別添の写真を見ていただきたい(写真2)。日本人ならどうだろう。「85・86・87」という数字の人と「90・91・92」の数字の人は対面すると思わないだろうか。つまり、85の前には90の人が座るというふうに。しかし、実際には、縦の線を境に背中合わせに座るのだ。それで、多くの人が間違って座ってしまい、人が乗り込むたびに、席を移動し、いつまで経っても車内は大混雑である(写真3)。そんな中、15時過ぎにようやくウドムサイを出発となった。行きは2時間半くらいの乗車時間だから、17時過ぎに着くことだろう。
到着間近の17時。しかし、まだバンビエンである(写真4)。何時に着くのだろう。誰に聞いてもわからない。車内はWIFIが飛んでいないため、インターネットでも調べようがない。同行したスタッフに聞いても、全く関知せず。結局、17時過ぎにビエンチャンに着くと思いきや、19時過ぎの到着となった。ここでわかったのは、行きも帰りもFast Train(快速)のチケットを旅行会社に依頼したものの、帰りはOrdinary Train(普通)だったのだ。旅行会社を通して買ったのにそんな説明すらない。つくづく、ラオスでは予期せぬことが起きる。
ビエンチャン駅に到着。大混雑の中、駅を出ると、ライトアップされた駅舎の「ナコーンルアン・ビエンチャン、万象」の文字は幻想的でさえあった(写真5)。これで鉄道による出張は終了。すでに日は暮れ、満月が大きく照らし出されている。確かに2月6日は満月の夜であった。
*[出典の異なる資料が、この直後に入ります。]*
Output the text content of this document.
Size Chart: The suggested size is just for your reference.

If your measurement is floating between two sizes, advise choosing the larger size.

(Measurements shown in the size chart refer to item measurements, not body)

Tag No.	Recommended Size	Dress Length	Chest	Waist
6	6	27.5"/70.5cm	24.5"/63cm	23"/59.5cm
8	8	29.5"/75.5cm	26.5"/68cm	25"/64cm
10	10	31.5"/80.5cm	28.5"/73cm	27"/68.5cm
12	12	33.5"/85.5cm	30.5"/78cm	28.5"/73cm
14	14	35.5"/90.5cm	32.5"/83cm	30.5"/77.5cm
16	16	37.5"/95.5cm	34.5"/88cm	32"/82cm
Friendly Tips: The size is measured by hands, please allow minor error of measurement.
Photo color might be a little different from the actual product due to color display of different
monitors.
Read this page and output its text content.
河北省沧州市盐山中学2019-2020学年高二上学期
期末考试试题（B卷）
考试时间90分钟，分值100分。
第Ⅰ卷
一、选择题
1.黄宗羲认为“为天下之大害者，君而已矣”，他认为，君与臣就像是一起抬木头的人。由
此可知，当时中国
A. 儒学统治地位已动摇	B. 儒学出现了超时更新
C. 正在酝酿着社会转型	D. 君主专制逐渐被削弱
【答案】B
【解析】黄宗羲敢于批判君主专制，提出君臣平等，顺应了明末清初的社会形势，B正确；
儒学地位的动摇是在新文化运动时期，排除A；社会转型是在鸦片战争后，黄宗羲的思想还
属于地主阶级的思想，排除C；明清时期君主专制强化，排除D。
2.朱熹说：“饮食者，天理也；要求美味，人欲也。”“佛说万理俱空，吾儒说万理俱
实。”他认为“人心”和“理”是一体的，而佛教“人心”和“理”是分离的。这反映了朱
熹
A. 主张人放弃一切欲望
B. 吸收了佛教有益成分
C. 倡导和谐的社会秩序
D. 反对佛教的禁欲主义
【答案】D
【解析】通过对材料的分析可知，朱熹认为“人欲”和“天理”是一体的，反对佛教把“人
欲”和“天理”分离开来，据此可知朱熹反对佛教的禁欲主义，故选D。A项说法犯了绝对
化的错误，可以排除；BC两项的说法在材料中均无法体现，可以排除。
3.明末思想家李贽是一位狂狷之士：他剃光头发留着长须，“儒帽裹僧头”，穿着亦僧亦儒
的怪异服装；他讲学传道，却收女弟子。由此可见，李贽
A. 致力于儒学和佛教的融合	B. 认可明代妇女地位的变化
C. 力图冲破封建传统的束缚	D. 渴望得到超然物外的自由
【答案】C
古来から月のエネルギーが最大になる満月の夜に、人々は感謝すると言う。ウドムサイでは、13年ぶりに先生方との嬉しい再会を果たすことができた。町はずれの駅から帰る車の中で、今ラオスにいることに感謝をしつつ、いつまでも雄大に映し出されるオレンジ色の満月を一人ずっと眺めていた。『ありがとう、コップチャイドゥ、ラオス』。